Generation-recombination and 1/f noise in carbon nanotube networks

The low-frequency noise is of special interest for carbon nanotubes devices, which are building blocks for a variety of sensors, including radio frequency and terahertz detectors. We studied noise in as-fabricated and aged carbon nanotube networks (CNNs) field-effect transistors. Contrary to the majority of previous publications, as-fabricated devices demonstrated the superposition of generation-recombination (GR) and 1/f noise spectra at a low-frequency range.

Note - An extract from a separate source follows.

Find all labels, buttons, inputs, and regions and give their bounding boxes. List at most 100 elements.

Although all the devices revealed identical current-voltage characteristics, GR noise was different for different transistors. This effect is explained by the different properties and concentrations of trap levels responsible for the noise. Unexpectedly, exposure of these devices to the atmosphere reduced both the resistance and GR noise due to nanotube's p-doping by adsorbed water molecules from the ambient atmosphere. The presence of the generation recombination noise and its dependences on the environment provides the basis for selective gas sensing based on the noise measurements. Our study reveals the noise properties of CNNs that need to be considered when developing carbon nanotubes-based selective gas sensors.

Automated summary

The study found that as-fabricated carbon nanotube network transistors exhibit a superposition of generation-recombination and 1/f noise spectra, and exposure to the atmosphere reduces both resistance and GR noise. These noise properties can be utilized for selective gas sensing based on noise measurements.